Key Points
- Experts believe that traditional silicon solar panels are close to reaching their efficiency limits.
- China’s monopoly over silicon-based solar manufacturing makes it difficult for Australia to control its own supply chain: independent think tank.
- Emerging, ‘printable’ perovskite solar cells could could prove Australia still has a future in manufacturing
It’s no secret that Australia enjoys plenty of sunshine, allowing it to produce more solar energy per capita than any other country in the world.
But only a fraction of the sunlight hitting the surface of the Australia’s 3.6 million household solar panels, or “solar cells”, is converted into electricity.
Silicon is by far the most common semiconductor used in solar cells and many experts including Queensland University of Technology’s Professor Hongxia Wang say they’ve just about reached their maximum theoretical efficiency limit of 29-30 per cent.
Professor Hongxia Wang at QUT is exploring ways to break new efficiency benchmarks with perovskite solar technology. Credit: Anthony Weate
“The main limitation of silicon-based cells is the material itself … If you want it to absorb more solar energy, you need to make the panels thicker,” Wang told SBS Chinese.
At the same time, perovskite, another semiconductor, has been setting the scientific world alight due to its abundance, low-cost production and portability.
Wang’s team has found success in using low-cost carbon materials and graphene to produce perovskite solar cells with comparable efficiency.
She said the current efficiency for perovskite was 32 per cent in the laboratory and was confident it could be even higher with continuous development.
“Our next step may be to do scale-up experiments, including some tests of battery performance under different conditions,” Wang said.

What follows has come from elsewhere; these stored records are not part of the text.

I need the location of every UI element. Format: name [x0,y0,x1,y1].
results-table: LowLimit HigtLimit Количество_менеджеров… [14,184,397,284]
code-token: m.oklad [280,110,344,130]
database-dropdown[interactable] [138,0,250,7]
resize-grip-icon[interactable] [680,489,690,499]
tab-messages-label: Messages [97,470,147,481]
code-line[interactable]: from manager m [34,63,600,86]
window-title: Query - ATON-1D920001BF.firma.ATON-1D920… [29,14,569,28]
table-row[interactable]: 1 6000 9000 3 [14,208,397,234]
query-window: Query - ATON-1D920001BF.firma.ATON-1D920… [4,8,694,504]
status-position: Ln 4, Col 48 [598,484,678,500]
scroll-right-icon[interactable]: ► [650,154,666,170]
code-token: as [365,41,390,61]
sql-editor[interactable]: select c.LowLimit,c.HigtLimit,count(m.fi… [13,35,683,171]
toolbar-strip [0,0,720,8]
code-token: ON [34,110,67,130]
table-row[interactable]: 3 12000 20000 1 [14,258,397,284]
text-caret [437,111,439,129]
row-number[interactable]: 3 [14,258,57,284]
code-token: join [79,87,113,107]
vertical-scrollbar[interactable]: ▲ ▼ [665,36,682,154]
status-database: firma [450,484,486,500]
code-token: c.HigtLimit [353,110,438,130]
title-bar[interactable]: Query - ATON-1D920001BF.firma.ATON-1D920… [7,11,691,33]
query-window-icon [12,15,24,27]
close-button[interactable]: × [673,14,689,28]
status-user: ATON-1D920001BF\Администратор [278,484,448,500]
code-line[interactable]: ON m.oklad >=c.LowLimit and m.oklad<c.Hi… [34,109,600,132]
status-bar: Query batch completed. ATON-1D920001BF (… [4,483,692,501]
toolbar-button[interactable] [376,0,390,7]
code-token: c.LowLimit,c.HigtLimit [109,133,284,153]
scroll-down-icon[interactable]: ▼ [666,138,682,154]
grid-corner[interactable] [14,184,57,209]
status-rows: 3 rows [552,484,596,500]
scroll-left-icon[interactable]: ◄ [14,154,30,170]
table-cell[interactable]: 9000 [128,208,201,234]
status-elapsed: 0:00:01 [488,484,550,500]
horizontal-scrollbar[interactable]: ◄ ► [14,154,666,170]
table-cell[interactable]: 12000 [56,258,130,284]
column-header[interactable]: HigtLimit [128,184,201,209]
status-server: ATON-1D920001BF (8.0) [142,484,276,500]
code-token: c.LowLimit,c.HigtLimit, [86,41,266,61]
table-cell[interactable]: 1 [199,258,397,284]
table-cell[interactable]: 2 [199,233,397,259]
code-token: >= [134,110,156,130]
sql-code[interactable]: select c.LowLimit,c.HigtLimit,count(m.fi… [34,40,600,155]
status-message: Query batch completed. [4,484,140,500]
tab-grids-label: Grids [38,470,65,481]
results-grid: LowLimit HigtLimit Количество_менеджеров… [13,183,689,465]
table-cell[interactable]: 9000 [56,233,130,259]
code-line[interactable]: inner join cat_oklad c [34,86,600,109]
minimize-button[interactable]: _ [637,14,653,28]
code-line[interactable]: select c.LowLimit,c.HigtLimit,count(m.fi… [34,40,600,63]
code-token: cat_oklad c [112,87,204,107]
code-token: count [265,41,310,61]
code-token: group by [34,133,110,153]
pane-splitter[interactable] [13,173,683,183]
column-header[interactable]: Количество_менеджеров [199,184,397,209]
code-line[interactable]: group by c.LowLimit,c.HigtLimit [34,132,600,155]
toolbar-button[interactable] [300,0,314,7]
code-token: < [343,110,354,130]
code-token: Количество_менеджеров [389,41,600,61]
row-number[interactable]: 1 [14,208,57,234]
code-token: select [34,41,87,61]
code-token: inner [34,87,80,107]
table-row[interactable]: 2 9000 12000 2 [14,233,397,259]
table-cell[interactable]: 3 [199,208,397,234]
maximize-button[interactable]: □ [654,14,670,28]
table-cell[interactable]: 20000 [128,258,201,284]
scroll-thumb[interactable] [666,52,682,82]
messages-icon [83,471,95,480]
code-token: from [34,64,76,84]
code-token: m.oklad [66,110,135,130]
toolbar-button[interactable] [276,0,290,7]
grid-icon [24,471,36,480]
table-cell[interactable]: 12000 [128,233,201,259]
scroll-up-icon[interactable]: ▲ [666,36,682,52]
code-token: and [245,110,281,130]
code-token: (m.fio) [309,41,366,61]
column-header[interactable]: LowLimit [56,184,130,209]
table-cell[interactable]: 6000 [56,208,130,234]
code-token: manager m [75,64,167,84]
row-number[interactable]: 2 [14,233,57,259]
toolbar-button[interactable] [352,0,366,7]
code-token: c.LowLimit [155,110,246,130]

Perovskite solar cells are printed on flexible plastic films, paving the way for abundant, cheap and portable cells. Credit: CSIRO
In a field where scientists struggled for every per cent boost in solar efficiency, even a 0.1 per cent gain was an “incredible number”, Wang said.
Can Australia get ahead?
Separately, Mei Gao, Principal Research Scientist for the Printable Photovoltaics Team at the CSIRO, said the local development of perovskite solar cells had the potential to benefit the economy, boost the renewable energy sector and create domestic jobs.
“Perovskite’s advantage is in its cheaper and faster deployment as well as its performance indoors and in low-light conditions,” she said.
“It rolls up like a roll of newspaper. It’s very lightweight. You can unfold it and charge your phone or laptop,” she added.
Gao said they the CSIRO was working “closely” with the many perovskite research groups within major Australian universities to accelerate the development of the solar cells from the laboratory to industry.
The CSIRO's Mei Gao said they were also working on low-cost, lightweight, flexible, easily fabricated solar cells. Credit: CSIRO
Meanwhile, others in the commercial space have more ambitious targets.
Wang’s industry partner, Paul Moonie, founder of Halocell (in collaboration with First Graphene), said he was confident of large-scale manufacturing of perovskite solar cells within five years.
The consortium was awarded a $2 million grant in June from the Australian government’s Cooperative Research Centres Project, or CRC-P initiative.
Perovskite solar cells can be printed using roll-to-roll technology on flexible plastic films and Moonie said this was where they held a competitive edge over silicon solar powerhouse China.
He added that the manufacturing of perovskite solar cells was cheap, required less energy to produce and was highly automated, which meant lower labour costs.
Halocell's Paul Moonie said with the manufacturing of perovskite solar cells on rolls of film didn't require a huge workforce or floor space. Credit: JACKIE COOPER
Energy analyst at independent think tank Climate Energy Finance, Xuyang Dong, said clear policy targets had helped led China to yield more than 80 per cent of the world’s solar manufacturing capacity.
She said Australia had the opportunity to capitalise on the manufacturing of emerging solar technologies through similar “hard” policy planning.
“China’s central government sets energy goals, such as its renewable energy development targets in the 14th Five-Year Plan, which compels state-owned energy enterprises to undergo transformations in line with these policies. It's not a recommendation, it's a compulsory command,” Dong said.
Halocell's Paul Moonie said he believed perovskite solar cells could be manufactured competitively in Australia. Credit: JACKIE COOPER
“Forty years ago, the silicon technology was largely invented at the University of New South Wales and we let all that IP go,” he said, adding he had problems with how research and commercialisation was conducted in Australia.
“Now we tend to dig up coal, send it to China, they make solar panels for us and sell it back to us. Our universities generate some of the best IPs in the world; but North America, Asia and Europe are good at commercialising that and value-adding,”
He said he saw the industry not just capable of producing the next generation of solar technology but disproving that thesis that it was difficult to do research commercialisation in Australia.
“Albanese is right, as was Scott Morrison. We’ve got to make things here. We need to bring manufacturing back to Australia,” he said.